MBIA Inc. heads into its Q1 2026 earnings release with short sellers quietly stepping back — even as the stock races higher.
Short sellers have been reducing positions steadily. SI % FF has fallen from roughly 3.7% in mid-April to 3.5% now, a decline of nearly 2% over the past week alone. Borrow conditions reflect the retreat: cost to borrow is a modest 0.65%, and availability remains loose, with just 7.6% of available shares currently lent out — well below the 52-week peak of 34.7%. That combination points to a lending market far removed from any squeeze dynamic. The ORTEX short score has also eased, slipping from 47.6 on April 23 to 43.2 today, further confirming that bearish conviction has been fading into the report.
Options positioning reinforces the same message. The put/call ratio is running below its 20-day average at 0.46 — nearly a full standard deviation beneath the norm — suggesting that options traders are leaning more toward upside exposure than downside protection ahead of the print. That is a relatively calm read for a stock up nearly 10% on the week and 5% on the day.
The stock's recent run has outpaced most of its correlated peers.
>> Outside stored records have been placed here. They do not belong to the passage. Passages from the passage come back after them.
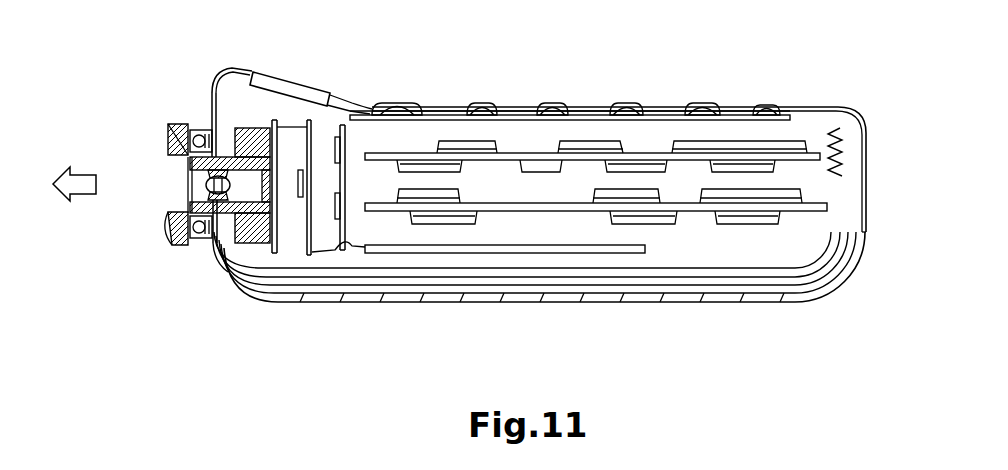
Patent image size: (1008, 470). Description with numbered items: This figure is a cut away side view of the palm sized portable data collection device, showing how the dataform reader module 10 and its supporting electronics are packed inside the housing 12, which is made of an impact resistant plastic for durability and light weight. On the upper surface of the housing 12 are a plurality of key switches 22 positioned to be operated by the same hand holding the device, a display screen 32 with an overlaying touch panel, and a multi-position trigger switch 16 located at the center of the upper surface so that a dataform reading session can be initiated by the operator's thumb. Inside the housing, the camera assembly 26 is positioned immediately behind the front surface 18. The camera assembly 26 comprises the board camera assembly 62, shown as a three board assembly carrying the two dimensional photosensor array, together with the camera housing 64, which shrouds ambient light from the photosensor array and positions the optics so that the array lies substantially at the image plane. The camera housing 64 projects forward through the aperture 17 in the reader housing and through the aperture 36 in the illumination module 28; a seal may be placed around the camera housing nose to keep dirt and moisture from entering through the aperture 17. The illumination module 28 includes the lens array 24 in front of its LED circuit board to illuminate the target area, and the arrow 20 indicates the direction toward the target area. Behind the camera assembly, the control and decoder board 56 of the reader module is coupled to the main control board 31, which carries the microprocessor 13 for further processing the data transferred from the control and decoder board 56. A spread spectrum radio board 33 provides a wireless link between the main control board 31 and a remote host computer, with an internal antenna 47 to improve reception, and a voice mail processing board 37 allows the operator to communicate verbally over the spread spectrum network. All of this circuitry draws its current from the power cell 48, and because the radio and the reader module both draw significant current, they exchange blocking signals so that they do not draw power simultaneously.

The dataform reader module 10 is at (745, 326).
The housing 12 is at (243, 68).
The microprocessor 13 is at (695, 143).
The trigger switch 16 is at (402, 102).
The aperture 17 is at (175, 150).
The front surface 18 is at (210, 93).
The optical signal direction 20 is at (86, 203).
The key switches 22 is at (545, 103).
The lens array 24 is at (177, 213).
The camera assembly 26 is at (187, 184).
The illumination module 28 is at (167, 147).
The main control board 31 is at (813, 147).
The display screen 32 is at (297, 73).
The spread spectrum radio board 33 is at (813, 205).
The aperture in the illumination module 36 is at (177, 163).
The voice mail processing board 37 is at (490, 210).
The internal antenna 47 is at (838, 160).
The power cell 48 is at (513, 288).
The control and decoder board 56 is at (397, 250).
The board camera assembly 62 is at (330, 255).
The camera housing 64 is at (243, 282).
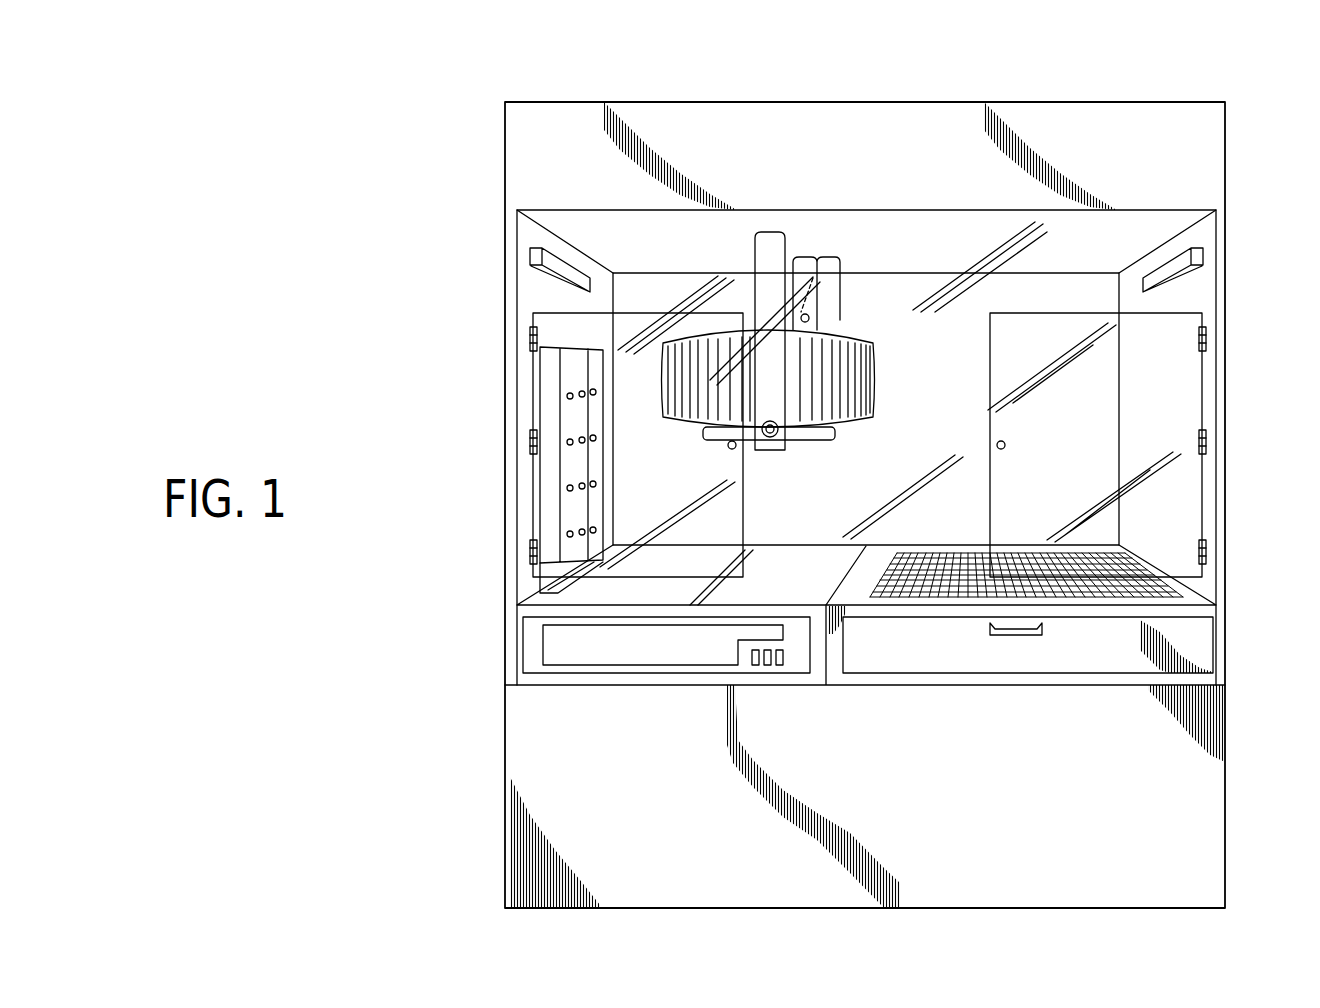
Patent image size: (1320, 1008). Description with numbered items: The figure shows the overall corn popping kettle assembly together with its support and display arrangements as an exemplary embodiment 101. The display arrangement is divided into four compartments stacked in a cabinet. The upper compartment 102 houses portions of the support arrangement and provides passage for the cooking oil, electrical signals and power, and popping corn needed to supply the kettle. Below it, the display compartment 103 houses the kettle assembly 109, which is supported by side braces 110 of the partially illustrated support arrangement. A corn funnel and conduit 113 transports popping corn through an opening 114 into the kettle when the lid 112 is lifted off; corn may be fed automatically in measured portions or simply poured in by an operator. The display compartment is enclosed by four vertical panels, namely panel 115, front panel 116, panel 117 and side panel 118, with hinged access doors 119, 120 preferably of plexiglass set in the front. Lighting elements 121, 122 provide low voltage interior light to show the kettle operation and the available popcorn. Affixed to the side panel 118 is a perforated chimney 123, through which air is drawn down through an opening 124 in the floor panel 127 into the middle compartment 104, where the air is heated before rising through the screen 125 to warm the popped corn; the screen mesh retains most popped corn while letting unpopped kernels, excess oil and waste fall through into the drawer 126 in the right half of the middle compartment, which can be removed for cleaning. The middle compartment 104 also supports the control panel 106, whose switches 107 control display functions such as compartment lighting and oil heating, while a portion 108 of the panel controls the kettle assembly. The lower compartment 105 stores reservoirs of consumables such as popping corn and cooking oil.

The exemplary embodiment 101 is at (423, 110).
The upper compartment 102 is at (505, 170).
The display compartment 103 is at (505, 445).
The middle compartment 104 is at (505, 647).
The lower compartment 105 is at (505, 800).
The control panel 106 is at (535, 655).
The switches 107 is at (765, 668).
The portion of the control panel 108 is at (622, 655).
The kettle assembly 109 is at (880, 382).
The side braces 110 is at (805, 260).
The lid 112 is at (850, 330).
The corn funnel and conduit 113 is at (833, 260).
The opening 114 is at (840, 284).
The panel 115 is at (871, 505).
The front panel 116 is at (1093, 435).
The front panel 117 is at (1182, 301).
The side panel 118 is at (533, 296).
The hinged access door 119 is at (728, 463).
The hinged access door 120 is at (1001, 455).
The lighting element 121 is at (1163, 263).
The lighting element 122 is at (566, 263).
The chimney 123 is at (567, 372).
The opening 124 is at (560, 566).
The screen 125 is at (960, 575).
The drawer 126 is at (1008, 655).
The panel 127 is at (792, 583).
Closest peer UFCS is up 16% on the week, so some of the insurance-sector tailwind is broad, but 's 9.4% weekly gain still stands out. The lone active analyst on the name — Keefe, Bruyette & Woods — trimmed its price target from $8.50 to $7.50 back in March while maintaining an Outperform rating, citing ongoing uncertainty in MBIA's runoff book. The $7.25 consensus target sits roughly 13% above the current $6.39 close. That gap is meaningful but has narrowed sharply as the stock rallied.
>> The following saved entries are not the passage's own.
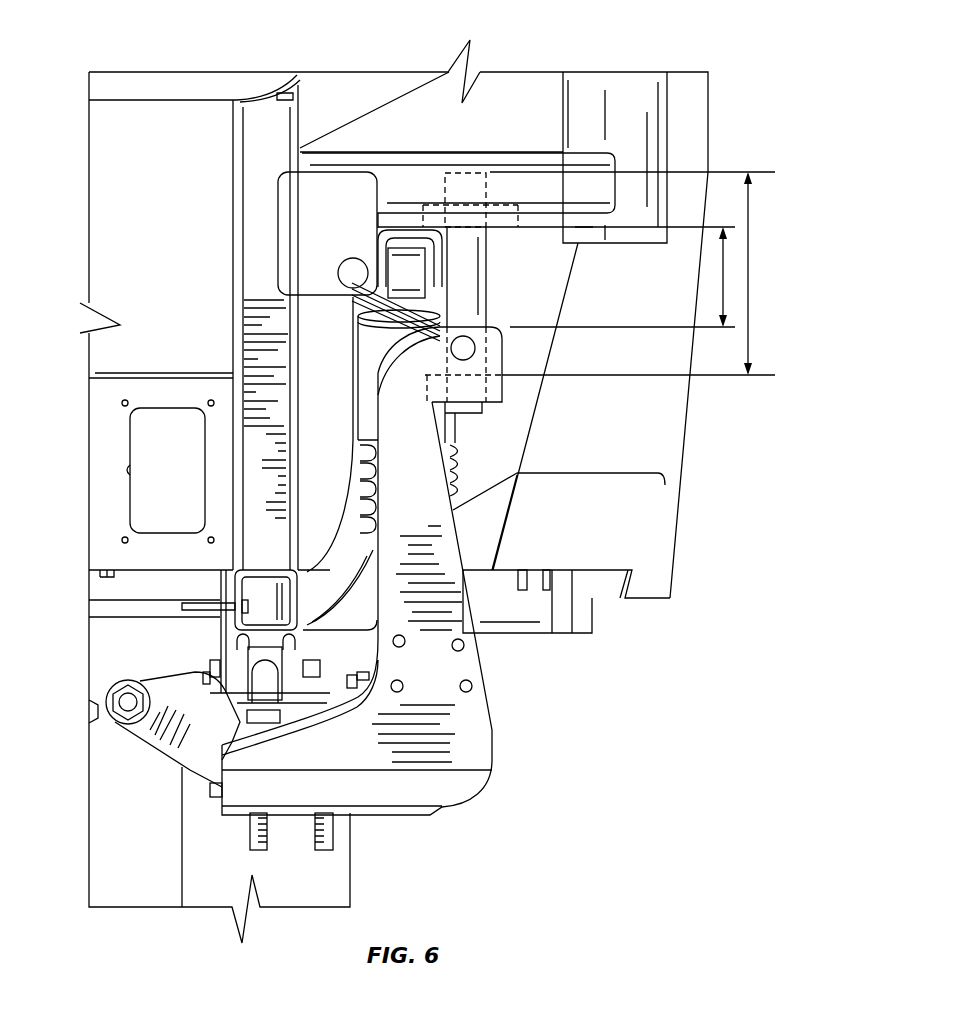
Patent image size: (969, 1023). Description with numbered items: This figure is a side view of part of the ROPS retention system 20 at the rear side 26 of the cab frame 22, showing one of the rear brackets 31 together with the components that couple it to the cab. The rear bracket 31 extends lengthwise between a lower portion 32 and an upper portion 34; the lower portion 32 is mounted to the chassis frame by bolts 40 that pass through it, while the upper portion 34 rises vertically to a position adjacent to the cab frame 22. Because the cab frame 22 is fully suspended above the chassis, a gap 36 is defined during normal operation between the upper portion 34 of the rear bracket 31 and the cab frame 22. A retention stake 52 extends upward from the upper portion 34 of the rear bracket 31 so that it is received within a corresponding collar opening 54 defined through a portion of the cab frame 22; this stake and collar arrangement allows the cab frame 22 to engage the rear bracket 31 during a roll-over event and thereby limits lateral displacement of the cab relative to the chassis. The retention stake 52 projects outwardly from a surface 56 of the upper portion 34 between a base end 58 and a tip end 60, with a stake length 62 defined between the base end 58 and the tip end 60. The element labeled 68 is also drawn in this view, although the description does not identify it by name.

The ROPS retention system 20 is at (616, 812).
The cab frame 22 is at (627, 70).
The rear side 26 is at (108, 245).
The rear bracket 31 is at (482, 667).
The lower portion 32 is at (452, 807).
The upper portion 34 is at (390, 393).
The gap 36 is at (723, 278).
The bolts 40 is at (315, 837).
The retention stake 52 is at (470, 283).
The collar opening 54 is at (425, 218).
The surface 56 is at (440, 375).
The base end 58 is at (503, 345).
The tip end 60 is at (462, 172).
The stake length 62 is at (748, 212).
The pivot block 68 is at (353, 310).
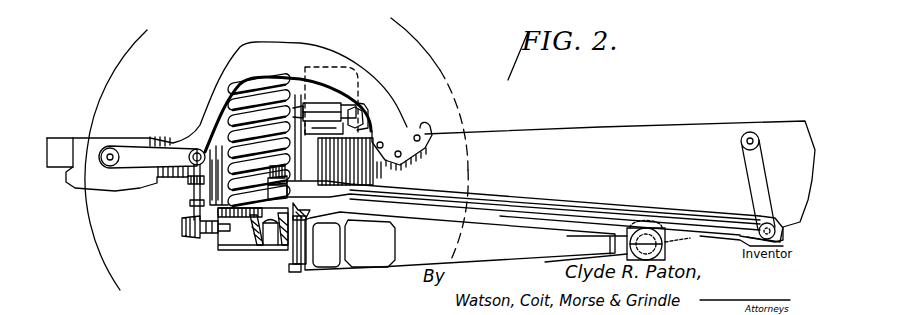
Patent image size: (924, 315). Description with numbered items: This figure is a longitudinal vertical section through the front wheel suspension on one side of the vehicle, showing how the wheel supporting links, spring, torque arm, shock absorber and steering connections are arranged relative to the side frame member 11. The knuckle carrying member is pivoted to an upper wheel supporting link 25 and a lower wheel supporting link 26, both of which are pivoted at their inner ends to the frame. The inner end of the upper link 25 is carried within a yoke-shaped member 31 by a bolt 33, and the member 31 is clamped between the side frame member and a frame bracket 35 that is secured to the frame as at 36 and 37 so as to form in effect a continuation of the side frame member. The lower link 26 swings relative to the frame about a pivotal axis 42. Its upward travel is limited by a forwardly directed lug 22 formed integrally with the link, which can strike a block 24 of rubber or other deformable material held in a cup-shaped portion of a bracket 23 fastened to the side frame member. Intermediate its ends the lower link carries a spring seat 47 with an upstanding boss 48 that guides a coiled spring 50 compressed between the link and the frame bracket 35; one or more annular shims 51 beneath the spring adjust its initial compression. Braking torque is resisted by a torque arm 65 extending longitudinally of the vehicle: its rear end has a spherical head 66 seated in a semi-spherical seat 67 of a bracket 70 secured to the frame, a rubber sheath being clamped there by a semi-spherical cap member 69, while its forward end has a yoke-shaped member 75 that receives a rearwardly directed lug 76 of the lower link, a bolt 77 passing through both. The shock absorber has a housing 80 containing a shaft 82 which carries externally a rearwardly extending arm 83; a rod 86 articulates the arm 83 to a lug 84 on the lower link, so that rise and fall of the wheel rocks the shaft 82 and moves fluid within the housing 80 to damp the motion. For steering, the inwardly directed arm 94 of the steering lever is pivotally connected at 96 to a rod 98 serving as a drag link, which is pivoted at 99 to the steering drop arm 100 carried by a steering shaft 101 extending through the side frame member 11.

The insider picture adds a note of caution. In early March, CEO William Fallon sold nearly 40,000 shares at $6.88, alongside smaller sales by multiple vice presidents — a broad-based reduction at price levels slightly above where the stock now trades. The net 90-day insider position is a positive $4.5 million, largely driven by an equity award to a VP rather than open-market buying, which tempers the bullish read. Q1 results already hit the wire after market close on May 7, showing revenue of $24 million — a significant beat against a $6 million estimate — while adjusted EPS of -$0.16 missed by a cent. The earnings release will test whether that revenue surprise is enough to sustain the stock above levels where insiders recently chose to sell.